From one of the world’s most prominent thinkers comes an urgent warning of the threat that US power poses to humanity’s future The land of the free. The home of the brave. But what has America achieved in the aim of “spreading democracy” — except wreak havoc in country after country and establish a reckless foreign policy that served the interest of few and endangered all too many? Without, ironically, making Americans any safer. In this timely book, Noam Chomsky, one of the most widely known intellectuals of all time, and his fellow political commentator Nathan J. Robinson vividly trace America’s pursuit of global domination, offering an incisive critique of the self-serving myths they continue to push. Offering penetrating accounts of Washington’s relationship with the Global South, its role in the Israeli-Palestinian conflict, and the wars in Iraq and Afghanistan, they argue, they are now driving us closer to wars with Russia and China that imperil humanity’s future. At once thorough and devastating, urgent and provocative, The Myth of American Idealism offers a highly readable entry to the conclusions Noam Chomsky has come to after a lifetime of thought and activism.
Authors

Avram Noam Chomsky is an American linguist, philosopher, political activist, author, and lecturer. He is an Institute Professor and professor emeritus of linguistics at the Massachusetts Institute of Technology. Chomsky is credited with the creation of the theory of generative grammar, considered to be one of the most significant contributions to the field of linguistics made in the 20th century.

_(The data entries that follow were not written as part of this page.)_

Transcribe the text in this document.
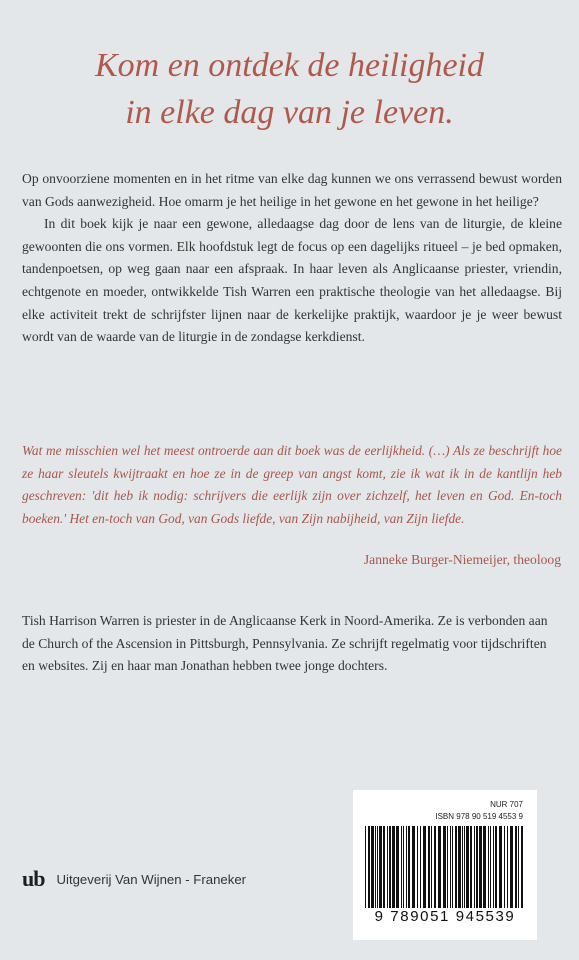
Kom en ontdek de heiligheid
in elke dag van je leven.

Op onvoorziene momenten en in het ritme van elke dag kunnen we ons verrassend bewust worden van Gods aanwezigheid. Hoe omarm je het heilige in het gewone en het gewone in het heilige?

In dit boek kijk je naar een gewone, alledaagse dag door de lens van de liturgie, de kleine gewoonten die ons vormen. Elk hoofdstuk legt de focus op een dagelijks ritueel – je bed opmaken, tandenpoetsen, op weg gaan naar een afspraak. In haar leven als Anglicaanse priester, vriendin, echtgenote en moeder, ontwikkelde Tish Warren een praktische theologie van het alledaagse. Bij elke activiteit trekt de schrijfster lijnen naar de kerkelijke praktijk, waardoor je je weer bewust wordt van de waarde van de liturgie in de zondagse kerkdienst.

Wat me misschien wel het meest ontroerde aan dit boek was de eerlijkheid. (…) Als ze beschrijft hoe ze haar sleutels kwijtraakt en hoe ze in de greep van angst komt, zie ik wat ik in de kantlijn heb geschreven: 'dit heb ik nodig: schrijvers die eerlijk zijn over zichzelf, het leven en God. En-toch boeken.' Het en-toch van God, van Gods liefde, van Zijn nabijheid, van Zijn liefde.
Janneke Burger-Niemeijer, theoloog
Tish Harrison Warren is priester in de Anglicaanse Kerk in Noord-Amerika. Ze is verbonden aan de Church of the Ascension in Pittsburgh, Pennsylvania. Ze schrijft regelmatig voor tijdschriften en websites. Zij en haar man Jonathan hebben twee jonge dochters.
ub Uitgeverij Van Wijnen - Franeker
NUR 707
ISBN 978 90 519 4553 9
9 789051 945539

He also helped spark the cognitive revolution in psychology through his review of B. F. Skinner's Verbal Behavior, in which he challenged the behaviorist approach to the study of behavior and language dominant in the 1950s. His naturalistic approach to the study of language has affected the philosophy of language and mind. He is also credited with the establishment of the Chomsky hierarchy, a classification of formal languages in terms of their generative power. Beginning with his critique of the Vietnam War in the 1960s, Chomsky has become more widely known for his media criticism and political activism, and for his criticism of the foreign policy of the United States and other governments. According to the Arts and Humanities Citation Index in 1992, Chomsky was cited as a source more often than any other living scholar during the 1980–1992 time period, and was the eighth-most cited scholar in any time period.